PyData Global 2022

Let's Discover Drugs using Deep Learning
12-02, 16:30–17:00 (UTC), Talk Track I

This talk will go into how Deep Learning is changing the world of Cheminformatics. We will dive deep into how we can leverage traditional NLP Transformer models can enable us to performing a totally uncorrelated task such as Drug Discovery. This talk will give a brief introduction to the field of Cheminformatics and then go into detail as to how and what kind of Transformers can be utilized for the task at hand.


The Drug Discovery market is poised to be estimated at $75 Billion dollars by 2025 and the recent pandemic has taught us how crucial it is to be more agile in the process of Drug Discovery. Due to the recent advances in Deep Learning, Computational Drug Discovery has been possible with great execution speed and scale. The talk is outlined as:

  1. Background: This section will go in the relevant background required for understanding cheminformatics problems from a Machine Learning perspective as well as give an intuition into the importance of the problem.

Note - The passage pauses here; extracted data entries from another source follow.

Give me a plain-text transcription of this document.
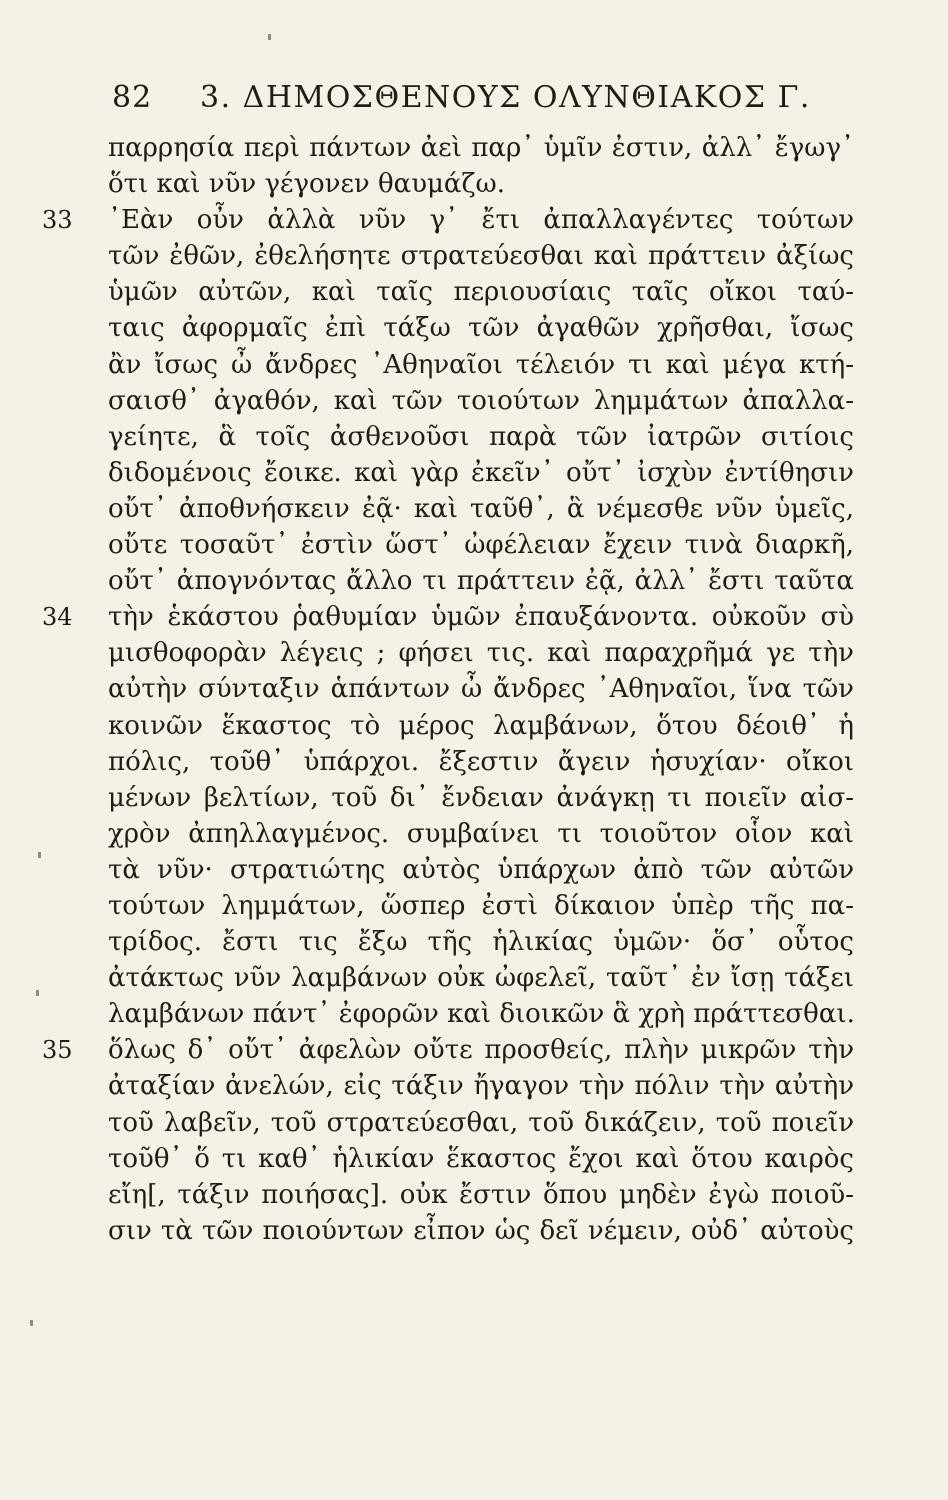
82 3. ΔΗΜΟΣΘΕΝΟΥΣ ΟΛΥΝΘΙΑΚΟΣ Γ.
παρρησία περὶ πάντων ἀεὶ παρ᾽ ὑμῖν ἐστιν, ἀλλ᾽ ἔγωγ᾽
ὅτι καὶ νῦν γέγονεν θαυμάζω.
33	᾽Εὰν οὖν ἀλλὰ νῦν γ᾽ ἔτι ἀπαλλαγέντες τούτων
τῶν ἐθῶν, ἐθελήσητε στρατεύεσθαι καὶ πράττειν ἀξίως
ὑμῶν αὐτῶν, καὶ ταῖς περιουσίαις ταῖς οἴκοι ταύ-
ταις ἀφορμαῖς ἐπὶ τάξω τῶν ἀγαθῶν χρῆσθαι, ἴσως
ἂν ἴσως ὦ ἄνδρες ᾽Αθηναῖοι τέλειόν τι καὶ μέγα κτή-
σαισθ᾽ ἀγαθόν, καὶ τῶν τοιούτων λημμάτων ἀπαλλα-
γείητε, ἃ τοῖς ἀσθενοῦσι παρὰ τῶν ἰατρῶν σιτίοις
διδομένοις ἔοικε. καὶ γὰρ ἐκεῖν᾽ οὔτ᾽ ἰσχὺν ἐντίθησιν
οὔτ᾽ ἀποθνήσκειν ἐᾷ· καὶ ταῦθ᾽, ἃ νέμεσθε νῦν ὑμεῖς,
οὔτε τοσαῦτ᾽ ἐστὶν ὥστ᾽ ὠφέλειαν ἔχειν τινὰ διαρκῆ,
οὔτ᾽ ἀπογνόντας ἄλλο τι πράττειν ἐᾷ, ἀλλ᾽ ἔστι ταῦτα
34	τὴν ἑκάστου ῥαθυμίαν ὑμῶν ἐπαυξάνοντα. οὐκοῦν σὺ
μισθοφορὰν λέγεις ; φήσει τις. καὶ παραχρῆμά γε τὴν
αὐτὴν σύνταξιν ἁπάντων ὦ ἄνδρες ᾽Αθηναῖοι, ἵνα τῶν
κοινῶν ἕκαστος τὸ μέρος λαμβάνων, ὅτου δέοιθ᾽ ἡ
πόλις, τοῦθ᾽ ὑπάρχοι. ἔξεστιν ἄγειν ἡσυχίαν· οἴκοι
μένων βελτίων, τοῦ δι᾽ ἔνδειαν ἀνάγκῃ τι ποιεῖν αἰσ-
χρὸν ἀπηλλαγμένος. συμβαίνει τι τοιοῦτον οἷον καὶ
τὰ νῦν· στρατιώτης αὐτὸς ὑπάρχων ἀπὸ τῶν αὐτῶν
τούτων λημμάτων, ὥσπερ ἐστὶ δίκαιον ὑπὲρ τῆς πα-
τρίδος. ἔστι τις ἔξω τῆς ἡλικίας ὑμῶν· ὅσ᾽ οὗτος
ἀτάκτως νῦν λαμβάνων οὐκ ὠφελεῖ, ταῦτ᾽ ἐν ἴσῃ τάξει
λαμβάνων πάντ᾽ ἐφορῶν καὶ διοικῶν ἃ χρὴ πράττεσθαι.
35	ὅλως δ᾽ οὔτ᾽ ἀφελὼν οὔτε προσθείς, πλὴν μικρῶν τὴν
ἀταξίαν ἀνελών, εἰς τάξιν ἤγαγον τὴν πόλιν τὴν αὐτὴν
τοῦ λαβεῖν, τοῦ στρατεύεσθαι, τοῦ δικάζειν, τοῦ ποιεῖν
τοῦθ᾽ ὅ τι καθ᾽ ἡλικίαν ἕκαστος ἔχοι καὶ ὅτου καιρὸς
εἴη[, τάξιν ποιήσας]. οὐκ ἔστιν ὅπου μηδὲν ἐγὼ ποιοῦ-
σιν τὰ τῶν ποιούντων εἶπον ὡς δεῖ νέμειν, οὐδ᾽ αὐτοὺς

  2. Deep Learning Methodologies: This section will dive into how the problem statements are formulated in a DL setup and how these are effectively tackled using the recent advancements in Graph Neural Networks and primarily Transformers (the focus of the talk).


Prior Knowledge Expected

No previous knowledge expected

I am a huge admired of Machine/Deep Learning and an Applied Scientist at Microsoft. I have been fascinated with the world of data and machine learning since I first learned about it and have been extremely fortunate enough to have worked alongside great people and projects including working at the top NeuroImaging lab in US at my alma matter USC as well as working on developing Drug Discovery Deep Learning models at NVIDIA.